Is Distance Learning right for me?

What is Distance Learning?
Distance Learning (or online learning) is when the internet becomes most or your entire classroom. You, your classmates and instructor are in different places, engaging and interacting at different times of the day and night using a computer or even a mobile device. 

In order to self-assess your readiness for learning online, we have adapted a brief questionnaire, developed by Penn State University, to determine your strengths and weaknesses. The questionnaire can be found at and will only take a few minutes to complete. Read below to gain more understanding of what it takes to be a successful online learner.

What does online learning look like at Reynolds?

Reynolds uses the Blackboard learning management system (LMS) to provide a “learning space” online. You simply log in to your MyReynolds account, select Blackboard, and find links there for each class in which you are enrolled. Blackboard is used for campus based and online classes, so it is important to every student at Reynolds.  Through Blackboard, your instructor will provide a number of learning resources. They may include readings, assignments, media, blogs, wikis, and links to a world of information on the subject you are studying. There will also be discussion boards, group work spaces, tools to assess your learning, etc. You will use tools like discussion boards, blogs, and wikis to replicate the conversations that take place in a traditional classroom. If you want to experience an online class before enrolling in one, we encourage you to take CDL 001, Reynolds’ orientation to learning online. It is a free orientation that gives you the chance to try out distance learning and build skills for success.

What does it take to be successful?  In a nutshell, students who are successful distance learners are:

  • self-directed
  • motivated
  • able to commit to 8+ hours per course each week
  • good readers
  • able to learn in a variety of ways
  • able to follow instructions to complete complex tasks
  • comfortable with technology
  • able to work independently
  • able to prioritize workload
  • able to stay focused without close supervision
  • able to assess their learning progress
  • comfortable with online communications
  • able to demonstrate the best practices of netiquette

Ask yourself these questions to determine your readiness for distance learning:

  • Do you have access to a reliable, modern computer and are you comfortable using it? Successful distance students need to access their college email and Blackboard accounts multiple times a week for a dedicated period of time.  You also need to be comfortable performing these computing functions:
  • turning on a computer
  • using a keyboard
  • using the mouse
  • saving and attaching documents
  • navigating through a website

If you are uncomfortable working on a computer now, improve your skills through an on-campus class or other training to gain these skills.  You may use the computers in the Library, attend Success Workshops on technology topics, and practice being comfortable with the computer and the software that operates on it.

  • Are you an independent learner?
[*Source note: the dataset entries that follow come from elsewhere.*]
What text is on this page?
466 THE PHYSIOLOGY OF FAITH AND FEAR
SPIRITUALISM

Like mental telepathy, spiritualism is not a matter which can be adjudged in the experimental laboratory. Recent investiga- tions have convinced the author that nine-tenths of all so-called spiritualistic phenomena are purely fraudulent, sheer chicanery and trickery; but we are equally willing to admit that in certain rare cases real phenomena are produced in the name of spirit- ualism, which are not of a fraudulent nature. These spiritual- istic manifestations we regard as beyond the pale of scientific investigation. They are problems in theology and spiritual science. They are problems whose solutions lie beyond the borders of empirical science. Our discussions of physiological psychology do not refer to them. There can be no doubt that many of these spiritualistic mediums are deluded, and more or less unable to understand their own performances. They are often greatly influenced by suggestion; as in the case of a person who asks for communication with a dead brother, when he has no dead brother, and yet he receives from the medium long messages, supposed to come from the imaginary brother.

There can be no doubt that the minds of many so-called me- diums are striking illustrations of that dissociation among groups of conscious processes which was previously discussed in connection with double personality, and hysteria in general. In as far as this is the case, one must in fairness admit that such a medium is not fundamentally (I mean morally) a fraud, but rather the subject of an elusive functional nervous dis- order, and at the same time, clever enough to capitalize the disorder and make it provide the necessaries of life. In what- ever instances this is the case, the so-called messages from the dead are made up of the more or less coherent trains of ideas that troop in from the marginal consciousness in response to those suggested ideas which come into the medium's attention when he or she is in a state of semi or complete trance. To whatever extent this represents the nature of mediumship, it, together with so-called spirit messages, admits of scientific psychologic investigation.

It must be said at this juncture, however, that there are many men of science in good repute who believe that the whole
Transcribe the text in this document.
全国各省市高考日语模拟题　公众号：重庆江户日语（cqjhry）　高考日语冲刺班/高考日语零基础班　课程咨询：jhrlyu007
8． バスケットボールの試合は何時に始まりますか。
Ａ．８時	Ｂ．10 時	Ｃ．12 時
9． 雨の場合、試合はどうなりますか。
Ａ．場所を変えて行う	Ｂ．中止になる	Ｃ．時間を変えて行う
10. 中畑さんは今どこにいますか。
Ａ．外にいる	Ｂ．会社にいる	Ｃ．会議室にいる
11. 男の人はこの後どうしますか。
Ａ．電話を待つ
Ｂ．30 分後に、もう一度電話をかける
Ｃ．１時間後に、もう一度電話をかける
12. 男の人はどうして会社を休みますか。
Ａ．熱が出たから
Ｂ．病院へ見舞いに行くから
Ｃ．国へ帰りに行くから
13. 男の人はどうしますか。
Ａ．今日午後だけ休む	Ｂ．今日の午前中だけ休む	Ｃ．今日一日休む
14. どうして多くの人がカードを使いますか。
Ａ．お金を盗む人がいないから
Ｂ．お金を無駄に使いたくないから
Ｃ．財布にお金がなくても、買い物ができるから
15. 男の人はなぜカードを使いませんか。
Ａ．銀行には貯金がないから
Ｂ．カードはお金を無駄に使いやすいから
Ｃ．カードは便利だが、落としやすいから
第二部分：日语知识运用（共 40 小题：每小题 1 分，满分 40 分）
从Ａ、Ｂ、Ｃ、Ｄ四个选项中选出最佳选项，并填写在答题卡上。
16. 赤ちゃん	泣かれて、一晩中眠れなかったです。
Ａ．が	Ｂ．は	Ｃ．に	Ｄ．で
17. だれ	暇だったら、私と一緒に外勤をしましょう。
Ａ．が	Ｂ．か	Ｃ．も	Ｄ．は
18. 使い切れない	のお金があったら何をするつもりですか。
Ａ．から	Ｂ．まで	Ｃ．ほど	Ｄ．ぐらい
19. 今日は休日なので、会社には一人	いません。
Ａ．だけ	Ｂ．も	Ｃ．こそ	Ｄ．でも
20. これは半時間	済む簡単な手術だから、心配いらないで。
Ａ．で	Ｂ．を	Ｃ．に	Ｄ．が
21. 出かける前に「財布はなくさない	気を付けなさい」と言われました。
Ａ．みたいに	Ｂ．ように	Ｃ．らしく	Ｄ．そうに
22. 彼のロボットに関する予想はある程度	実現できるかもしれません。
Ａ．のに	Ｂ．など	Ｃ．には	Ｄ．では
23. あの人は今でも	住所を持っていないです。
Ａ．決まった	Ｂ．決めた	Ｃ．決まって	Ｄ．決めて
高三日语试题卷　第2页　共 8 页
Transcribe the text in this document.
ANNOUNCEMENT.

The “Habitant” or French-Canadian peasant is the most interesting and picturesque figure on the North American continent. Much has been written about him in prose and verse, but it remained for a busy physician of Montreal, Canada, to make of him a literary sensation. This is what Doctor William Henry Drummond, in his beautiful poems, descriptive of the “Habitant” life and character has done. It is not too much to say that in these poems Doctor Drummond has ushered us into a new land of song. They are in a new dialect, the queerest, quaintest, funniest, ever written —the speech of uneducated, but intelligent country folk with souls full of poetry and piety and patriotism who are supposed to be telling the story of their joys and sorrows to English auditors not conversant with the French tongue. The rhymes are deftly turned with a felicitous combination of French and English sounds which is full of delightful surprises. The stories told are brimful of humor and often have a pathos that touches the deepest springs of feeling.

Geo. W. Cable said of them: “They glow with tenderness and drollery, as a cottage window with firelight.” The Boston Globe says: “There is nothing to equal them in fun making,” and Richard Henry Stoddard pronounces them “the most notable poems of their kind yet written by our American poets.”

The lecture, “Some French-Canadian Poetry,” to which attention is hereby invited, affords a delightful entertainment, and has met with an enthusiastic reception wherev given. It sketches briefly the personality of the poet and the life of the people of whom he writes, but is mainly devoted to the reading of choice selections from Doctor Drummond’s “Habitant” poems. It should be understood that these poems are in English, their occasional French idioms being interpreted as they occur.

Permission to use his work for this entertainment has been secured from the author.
Students who learn best by hearing or in an environment surrounded by other students may find learning online more challenging. Online classes often require reading information (instead of listening to a lecture) and do not have face-to-face interaction with classmates or instructors. JSRCC’s online classes are primarily asynchronous meaning that everyone completes their work within their personal schedule and are not “live.” Taking a distance learning class means that you will not be meeting with your teacher at a set time so there will be no one “looking over your shoulder to provide verbal reminders. One of the great things about distance-learning courses is you have greater freedom of scheduling your time, but more self-discipline is required.
  • Can you set aside time to focus on an online class? Successful online students are ones who can minimize the distractions in their lives and dedicate the time to focus on their coursework. You should have a dedicated space at home to work, even if you have a mobile device and Wi-Fi. Working on your online courses in front of the TV is NOT a good idea! Studies recommend that successful students must be willing and able to commit to 5 to 10 hours per week per course. Online is not easier than the traditional classroom – just more flexible. 
  • Are you good at managing your time? While time management is critical to student success in any college course, it is particularly crucial for an online student. A common misconception is that learning online takes less time.  In reality, studies show that distance learning requires at least as much time as on-campus courses. Students report that distance-learning courses are as hard or harder than on-campus courses and that they may require even more time and commitment.
  • Are you comfortable with your skills as a reader and writer and have you completed any developmental reading or writing courses? Distance learning students need to be comfortable in a reading and writing intensive learning environment because most online communication is written. Successful completion of developmental reading and writing courses is an important step prior to enrolling in a distance learning class.